Thursday, July 16, 2020

For any future historians that read this, this is the first time the critical coronavirus cases have hit 60k. Unfortunately, my state broke a record yesterday with new cases. There are now 92 deaths in Sacramento County. If people could quit protesting and rioting, that would really help slow the spread. Now isn’t the time to be whining about the things that piss you off or the injustices of the world by the hundreds and even the thousands in public, masks or not. Do your venting from home!

So Nick Cannon expresses his hate for Jews yet gets to keep his show. Typical double standards. If he were white and bashing a non-white, he’d be kicked off in a heartbeat.

I’m also finding the reparations that are in order in North Carolina to be a bit ridiculous. You can’t change or undo the past and I don’t see why the people of today need to be punished for the evil deeds of those from hundreds of years ago. They call it “history” for a reason and while it may have been a shitty one, obsessing and dwelling on the past can’t possibly be helpful. Grow up and move on!

Back to the virus. This second surge of cases really sucks, and I know it all isn’t due to protests and riots but people’s stupidity. I may not be the brightest person in the world but sometimes I am really embarrassed to be part of the human race as dumb as it often is. It goes to show how many people will put having fun and making money and other things before the health and safety of others.

My current schedule has allowed me to go out walking early in the morning. I just wish my right hip wasn’t so stiff. I don’t think it’s the joint but the sciatic nerve. That’s the least of my concerns, however. Right now I’m concerned about whatever is going on with my lymph nodes. I’m not worried but I’m definitely curious. It just doesn’t seem right. The way I can feel like something’s there when I move my head in a certain position and even when I swallow at times just doesn’t seem normal. I’m more worried about what it may cost to find out what it is and to deal with it than I am about it killing me or anything like that.

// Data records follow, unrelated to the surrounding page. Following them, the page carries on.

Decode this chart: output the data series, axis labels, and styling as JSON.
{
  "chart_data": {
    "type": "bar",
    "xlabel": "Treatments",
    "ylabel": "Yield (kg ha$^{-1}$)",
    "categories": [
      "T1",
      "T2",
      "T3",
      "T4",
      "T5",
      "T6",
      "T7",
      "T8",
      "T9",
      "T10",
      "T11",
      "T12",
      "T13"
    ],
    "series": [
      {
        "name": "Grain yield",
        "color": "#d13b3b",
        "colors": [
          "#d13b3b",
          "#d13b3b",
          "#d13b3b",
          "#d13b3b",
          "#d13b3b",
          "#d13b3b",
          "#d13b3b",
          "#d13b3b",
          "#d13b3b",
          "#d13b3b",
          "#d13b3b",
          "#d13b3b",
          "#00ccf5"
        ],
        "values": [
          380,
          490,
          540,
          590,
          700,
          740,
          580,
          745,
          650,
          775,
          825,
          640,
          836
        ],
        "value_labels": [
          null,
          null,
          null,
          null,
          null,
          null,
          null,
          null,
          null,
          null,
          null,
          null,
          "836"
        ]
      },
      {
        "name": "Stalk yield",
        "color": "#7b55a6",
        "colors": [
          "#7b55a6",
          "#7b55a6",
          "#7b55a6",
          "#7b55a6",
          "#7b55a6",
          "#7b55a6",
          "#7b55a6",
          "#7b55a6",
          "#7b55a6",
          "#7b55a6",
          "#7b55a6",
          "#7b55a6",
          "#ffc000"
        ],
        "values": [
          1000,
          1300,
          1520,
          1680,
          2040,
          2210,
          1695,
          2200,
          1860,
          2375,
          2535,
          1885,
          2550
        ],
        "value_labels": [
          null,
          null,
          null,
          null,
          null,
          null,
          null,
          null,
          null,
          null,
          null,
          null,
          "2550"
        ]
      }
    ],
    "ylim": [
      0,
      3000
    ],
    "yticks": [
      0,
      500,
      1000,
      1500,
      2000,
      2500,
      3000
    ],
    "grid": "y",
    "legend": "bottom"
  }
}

Sometimes I wish I would get something terminal not because I’m suffering at the moment, thankfully, but because I’m just so damn bored so often! Yesterday seemed to drag on and on forever. There were things I could have done but I just didn’t feel like doing them. I didn’t even feel like eating much, though I ate enough to be a little surprised to have lost two of the three pounds I gained back.

Sometimes I not only miss things like having good vision, my libido, and other things but also being more emotional like I once was. I do and I don’t miss it. It’s just that as I’ve learned, those emotions were kind of tied into both my libido and story writing if that makes any sense. I miss having crushes which I don’t even have anymore which also seems to be tied to the libido.

Saw a white car parked in front of the empty lot where the house was removed. What, did the woman who owns the place sleep down in the crawl space in a sleeping bag or something? I’ve been wondering where she’s been staying all this time and I’m surprised the new house hasn’t been brought in yet. This would be an ideal time to bring the damn thing in, though, since I’m not sleeping during the daytime now. I’m like, just get it over with so we can get on with whatever the next annoying project may be.

I’m wondering if that next one will be road work a couple of blocks away. I see new markings on the road, not at all surprising. I just hope to hell we get out of here before they’re tearing up the roads around our place yet again!

He signed up for Peacock TV and upgraded to commercial-free since we both hate commercials. I checked it out, but just like with Hulu and Netflix, there’s too much stuff I’ve already seen. Either that or it doesn’t interest me, it’s in another country, or it’s about subjects I’m sick of. He’s going to enjoy it for a while, though. I’m happy enough with my LMC.

Fucking Amazon, though. I ordered Prime Music to be canceled last month but the greedy bastards didn’t cancel it. I’ll have to keep a close eye on that.

I had a dream my mother was alive, and I met up with her somewhere. She gave me her typical disapproving look even though I was dressed appropriately at least according to her standards. We got in her car and began talking about cooking.

The other day I was going through old pictures of my parents and they really seemed quite active in their golden years and like they did a lot, but then they had a lot more money than we’ll ever have. It was weird seeing pictures of them and thinking about these two people’s lives and all the things they had and did that are now just gone as if they never existed. I didn’t feel the sadness, however, that most people might have felt. Too many years of abuse and neglect does that to you, I guess. They may be dead and gone but what they did wasn’t okay, it never will be okay, and they’ll never be forgiven either.

The nail stickers are still holding up well although the right hand is starting to peel back a bit at the tips since I’m right-handed.